Purpose: Many patients who undergo surgery or radiation therapy to treat localized prostate cancer experience an increase in serum prostate specific antigen (PSA) after treatment. This study documents patterns of PSA recurrence after surgery or radiation to treat localized prostate cancer and quantifies the extent to which an increasing PSA predicts death from prostate cancer.

Materials And Methods: Posttreatment PSA levels were measured on a population based cohort of 1136 men diagnosed with localized prostate cancer in community practice in Connecticut between 1990 and 1992, and treated within 6 months of diagnosis with surgery or radiation with or without androgen withdrawal therapy. The major outcome measure was death from prostate cancer.
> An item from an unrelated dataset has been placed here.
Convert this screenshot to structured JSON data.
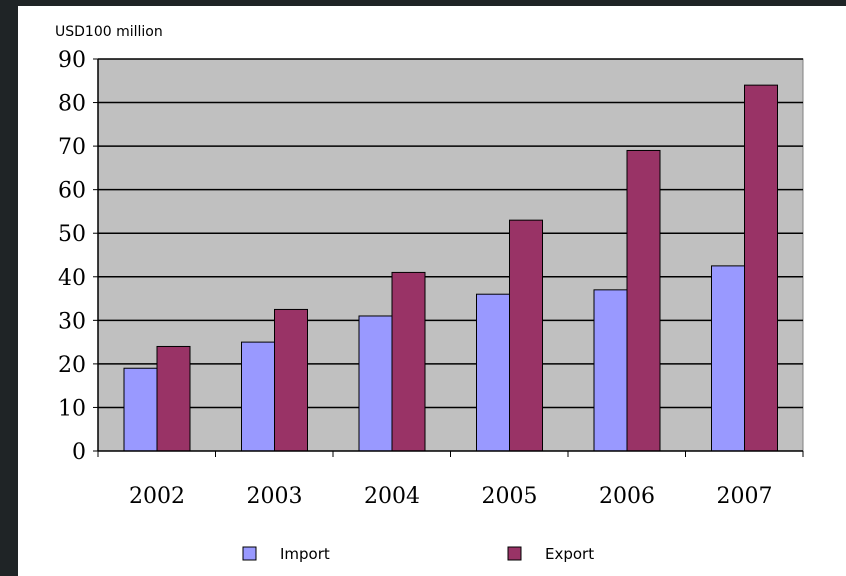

Results: PSA recurrence followed a log-linear pattern over time. Patients who died of prostate cancer had a median PSA doubling time of 0.8 years (25th and 75th percentiles 0.5 to 1.4 years). Patients who did not die of prostate cancer within 10 years of diagnosis had either no posttreatment increase in serum PSA (40%) or had a PSA doubling time longer than 1 year (44%).

Conclusions: Patients whose posttreatment PSA doubling times before the initiation of androgen withdrawal therapy are less than 1 year are at high risk of dying of prostate cancer within 10 years of diagnosis. Men with PSA recurrences that are doubling at rates greater than 1 year are at low risk of death from prostate cancer within 10 years of diagnosis.